Our primary system is named Grace, after Rear Admiral Grace Hopper, a pioneer in computer science.  Grace is composed of 96 traditional Xeon CPU nodes each with 28 cores and 128 GB of memory (2688 CPU cores), 96 Xeon Phi nodes each with 64 cores, of which 80 have 384 GB of memory and 16 have 192 GB of memory (6144 Phi cores total), 4 Xeon nodes with 24 cores and 128 GB of memory plus 2 NVIDIA GPUs (96 CPU cores, 8 GPUs with 27,264 total cores), 6 management/login/storage interface nodes and 1.9 PB of high speed storage (DDN Gridscaler).  All components are interconnected via 100Gbps Omnipath interconnects and attached to external storage and the Internet (both commercial and I2) with redundant 10Gbps Ethernet interfaces.  Intermediate storage is provided by a 350TB NAS and long term/backup storage is provided by a 4.2 PB object storage system (Dell/EMC ECS appliances).
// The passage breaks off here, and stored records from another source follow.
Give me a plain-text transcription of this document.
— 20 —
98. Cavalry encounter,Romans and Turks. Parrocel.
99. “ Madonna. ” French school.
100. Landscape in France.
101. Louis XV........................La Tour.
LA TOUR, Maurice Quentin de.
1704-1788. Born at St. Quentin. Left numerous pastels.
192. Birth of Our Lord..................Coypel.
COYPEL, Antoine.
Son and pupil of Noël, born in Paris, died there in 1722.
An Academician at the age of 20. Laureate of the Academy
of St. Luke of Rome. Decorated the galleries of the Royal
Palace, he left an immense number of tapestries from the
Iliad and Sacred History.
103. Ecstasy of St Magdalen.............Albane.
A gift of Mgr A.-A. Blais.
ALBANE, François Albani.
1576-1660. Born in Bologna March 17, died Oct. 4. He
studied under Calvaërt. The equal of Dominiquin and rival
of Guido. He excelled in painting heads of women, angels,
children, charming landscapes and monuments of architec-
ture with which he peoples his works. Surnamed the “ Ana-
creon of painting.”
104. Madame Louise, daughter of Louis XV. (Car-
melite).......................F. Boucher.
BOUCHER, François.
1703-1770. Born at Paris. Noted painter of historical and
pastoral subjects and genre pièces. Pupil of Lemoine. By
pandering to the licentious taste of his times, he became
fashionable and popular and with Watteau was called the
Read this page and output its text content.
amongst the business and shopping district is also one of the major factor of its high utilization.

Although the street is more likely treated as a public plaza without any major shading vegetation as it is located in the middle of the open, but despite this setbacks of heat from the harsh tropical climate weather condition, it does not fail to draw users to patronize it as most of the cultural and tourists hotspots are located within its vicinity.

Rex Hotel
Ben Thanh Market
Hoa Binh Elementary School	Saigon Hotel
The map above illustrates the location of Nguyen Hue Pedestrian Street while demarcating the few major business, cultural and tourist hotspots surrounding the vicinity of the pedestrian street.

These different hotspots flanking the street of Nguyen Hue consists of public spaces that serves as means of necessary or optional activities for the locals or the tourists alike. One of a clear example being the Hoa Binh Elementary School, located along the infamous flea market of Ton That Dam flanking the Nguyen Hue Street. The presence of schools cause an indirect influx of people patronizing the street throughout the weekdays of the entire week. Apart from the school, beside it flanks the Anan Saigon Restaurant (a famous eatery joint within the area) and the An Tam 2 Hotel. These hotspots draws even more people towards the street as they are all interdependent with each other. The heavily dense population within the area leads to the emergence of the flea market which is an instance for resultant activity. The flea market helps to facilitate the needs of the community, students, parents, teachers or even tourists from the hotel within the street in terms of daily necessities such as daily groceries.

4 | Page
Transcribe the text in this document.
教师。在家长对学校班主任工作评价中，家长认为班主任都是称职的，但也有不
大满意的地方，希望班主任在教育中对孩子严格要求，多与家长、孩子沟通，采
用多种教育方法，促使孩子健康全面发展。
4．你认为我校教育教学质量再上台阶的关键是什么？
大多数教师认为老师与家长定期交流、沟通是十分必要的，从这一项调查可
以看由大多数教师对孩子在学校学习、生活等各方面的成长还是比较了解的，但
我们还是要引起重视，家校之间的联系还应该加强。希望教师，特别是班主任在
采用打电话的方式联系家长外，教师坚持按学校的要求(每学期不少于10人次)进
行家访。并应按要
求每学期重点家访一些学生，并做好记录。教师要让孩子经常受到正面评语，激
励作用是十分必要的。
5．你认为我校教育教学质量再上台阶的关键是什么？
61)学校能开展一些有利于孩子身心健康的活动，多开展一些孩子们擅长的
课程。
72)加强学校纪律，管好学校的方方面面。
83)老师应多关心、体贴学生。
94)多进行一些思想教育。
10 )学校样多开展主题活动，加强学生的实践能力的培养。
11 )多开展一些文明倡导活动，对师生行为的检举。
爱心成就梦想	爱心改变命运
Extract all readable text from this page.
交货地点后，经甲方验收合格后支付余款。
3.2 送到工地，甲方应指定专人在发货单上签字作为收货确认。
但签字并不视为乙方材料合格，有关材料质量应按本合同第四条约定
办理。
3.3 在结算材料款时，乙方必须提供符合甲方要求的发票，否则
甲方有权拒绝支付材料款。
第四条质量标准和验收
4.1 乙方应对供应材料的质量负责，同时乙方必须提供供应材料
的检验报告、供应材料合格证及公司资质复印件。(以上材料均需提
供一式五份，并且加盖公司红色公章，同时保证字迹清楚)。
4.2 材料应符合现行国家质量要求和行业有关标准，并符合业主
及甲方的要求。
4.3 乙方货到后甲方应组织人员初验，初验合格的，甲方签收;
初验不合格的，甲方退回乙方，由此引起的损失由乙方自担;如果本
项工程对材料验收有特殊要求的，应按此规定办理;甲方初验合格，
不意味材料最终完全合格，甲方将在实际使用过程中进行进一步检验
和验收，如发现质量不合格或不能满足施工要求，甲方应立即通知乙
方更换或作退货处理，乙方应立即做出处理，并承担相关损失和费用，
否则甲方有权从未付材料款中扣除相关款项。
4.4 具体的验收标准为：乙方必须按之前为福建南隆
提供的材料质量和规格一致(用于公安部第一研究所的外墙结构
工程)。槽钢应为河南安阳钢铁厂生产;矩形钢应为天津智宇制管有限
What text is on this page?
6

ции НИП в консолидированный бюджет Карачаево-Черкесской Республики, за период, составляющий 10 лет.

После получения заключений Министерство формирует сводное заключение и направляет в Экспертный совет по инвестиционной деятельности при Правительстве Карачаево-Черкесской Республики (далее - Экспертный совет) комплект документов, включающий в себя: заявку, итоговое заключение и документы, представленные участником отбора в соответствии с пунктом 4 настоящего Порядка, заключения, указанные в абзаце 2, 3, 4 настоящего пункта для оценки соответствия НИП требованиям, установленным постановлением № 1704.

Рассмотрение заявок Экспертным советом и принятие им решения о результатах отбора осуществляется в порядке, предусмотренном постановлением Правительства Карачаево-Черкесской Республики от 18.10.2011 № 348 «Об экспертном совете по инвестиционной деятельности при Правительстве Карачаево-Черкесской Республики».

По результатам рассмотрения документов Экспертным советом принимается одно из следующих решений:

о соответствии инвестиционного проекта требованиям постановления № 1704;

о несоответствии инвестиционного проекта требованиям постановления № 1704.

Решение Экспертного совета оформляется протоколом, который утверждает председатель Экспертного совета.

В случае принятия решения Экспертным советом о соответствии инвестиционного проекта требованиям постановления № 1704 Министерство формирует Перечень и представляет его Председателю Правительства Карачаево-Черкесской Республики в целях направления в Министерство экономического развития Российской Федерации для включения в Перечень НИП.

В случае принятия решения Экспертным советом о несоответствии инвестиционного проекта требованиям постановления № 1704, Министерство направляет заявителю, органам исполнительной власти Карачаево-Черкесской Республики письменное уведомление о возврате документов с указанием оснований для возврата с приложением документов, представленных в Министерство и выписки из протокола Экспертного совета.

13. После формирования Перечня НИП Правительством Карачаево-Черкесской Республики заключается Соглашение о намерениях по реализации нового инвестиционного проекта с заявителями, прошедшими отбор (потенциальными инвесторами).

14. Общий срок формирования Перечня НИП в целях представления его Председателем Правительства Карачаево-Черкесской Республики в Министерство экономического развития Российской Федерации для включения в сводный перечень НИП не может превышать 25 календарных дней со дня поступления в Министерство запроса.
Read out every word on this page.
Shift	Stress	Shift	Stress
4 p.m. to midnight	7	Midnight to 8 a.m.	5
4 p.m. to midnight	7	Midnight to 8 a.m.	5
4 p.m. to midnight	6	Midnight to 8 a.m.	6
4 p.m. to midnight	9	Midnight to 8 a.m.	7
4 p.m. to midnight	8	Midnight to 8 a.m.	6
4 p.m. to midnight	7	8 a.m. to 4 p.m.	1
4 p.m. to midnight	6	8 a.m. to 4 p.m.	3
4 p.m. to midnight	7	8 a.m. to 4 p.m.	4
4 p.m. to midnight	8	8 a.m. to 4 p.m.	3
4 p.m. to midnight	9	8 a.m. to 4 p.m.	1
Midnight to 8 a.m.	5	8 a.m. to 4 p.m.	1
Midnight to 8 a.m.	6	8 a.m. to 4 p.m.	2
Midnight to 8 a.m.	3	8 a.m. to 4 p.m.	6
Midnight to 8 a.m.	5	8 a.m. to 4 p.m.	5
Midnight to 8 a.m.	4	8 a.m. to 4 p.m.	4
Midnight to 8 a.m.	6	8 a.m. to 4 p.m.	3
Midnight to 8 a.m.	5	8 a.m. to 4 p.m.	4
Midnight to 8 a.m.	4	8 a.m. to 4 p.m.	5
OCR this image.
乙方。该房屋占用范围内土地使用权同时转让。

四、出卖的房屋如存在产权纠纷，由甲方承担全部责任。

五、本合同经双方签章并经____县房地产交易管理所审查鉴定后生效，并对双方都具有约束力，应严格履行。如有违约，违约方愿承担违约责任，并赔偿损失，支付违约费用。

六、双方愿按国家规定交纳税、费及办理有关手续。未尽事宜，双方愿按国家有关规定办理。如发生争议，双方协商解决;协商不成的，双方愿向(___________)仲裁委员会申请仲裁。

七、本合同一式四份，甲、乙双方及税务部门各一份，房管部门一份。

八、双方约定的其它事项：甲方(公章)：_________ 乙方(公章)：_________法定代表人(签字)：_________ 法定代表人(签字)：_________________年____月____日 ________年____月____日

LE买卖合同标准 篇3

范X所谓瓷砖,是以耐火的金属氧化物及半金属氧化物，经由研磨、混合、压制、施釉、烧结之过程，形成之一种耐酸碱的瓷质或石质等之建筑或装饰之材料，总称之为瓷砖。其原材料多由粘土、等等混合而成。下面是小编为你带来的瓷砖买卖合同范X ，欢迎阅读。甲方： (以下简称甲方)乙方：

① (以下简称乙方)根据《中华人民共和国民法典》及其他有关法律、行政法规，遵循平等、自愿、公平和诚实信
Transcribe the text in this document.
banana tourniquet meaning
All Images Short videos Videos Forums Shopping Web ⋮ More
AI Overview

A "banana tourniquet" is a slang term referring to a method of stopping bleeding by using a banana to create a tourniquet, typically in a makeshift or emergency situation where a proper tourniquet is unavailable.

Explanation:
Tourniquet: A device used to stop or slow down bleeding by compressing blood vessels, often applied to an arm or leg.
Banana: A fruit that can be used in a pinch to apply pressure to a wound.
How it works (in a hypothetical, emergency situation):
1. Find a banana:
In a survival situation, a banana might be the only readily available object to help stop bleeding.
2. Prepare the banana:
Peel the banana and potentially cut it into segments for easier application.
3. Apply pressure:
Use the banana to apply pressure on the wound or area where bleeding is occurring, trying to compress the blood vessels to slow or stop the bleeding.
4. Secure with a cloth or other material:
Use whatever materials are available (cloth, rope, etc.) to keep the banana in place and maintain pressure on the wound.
All high performance computing resources are made freely available to UAMS researchers.  Advanced open source software packages (including packages developed by the UAMS DBMI) to support genomic, metagenomic, proteomic, metabolomics, microbiomic and image analyses are installed on the system.  Additional packages can be installed or investigators can run pipelines implemented in Singularity containers.

 

UAMS also has direct connections from the UAMS campus network to the High Performance Computing facilities hosted at the University of Arkansas in Fayetteville.  Instructions for accessing those systems from UAMS can be found here.  The University of Arkansas in Fayetteville and the University of Arkansas for Medical Sciences have signed a Memorandum of Understanding (MOU) forming the Arkansas Research Computing Collaborative (ARCC) in order to share, enhance and manage existing and future high performance and cloud computing resources and associated mass storage capabilities.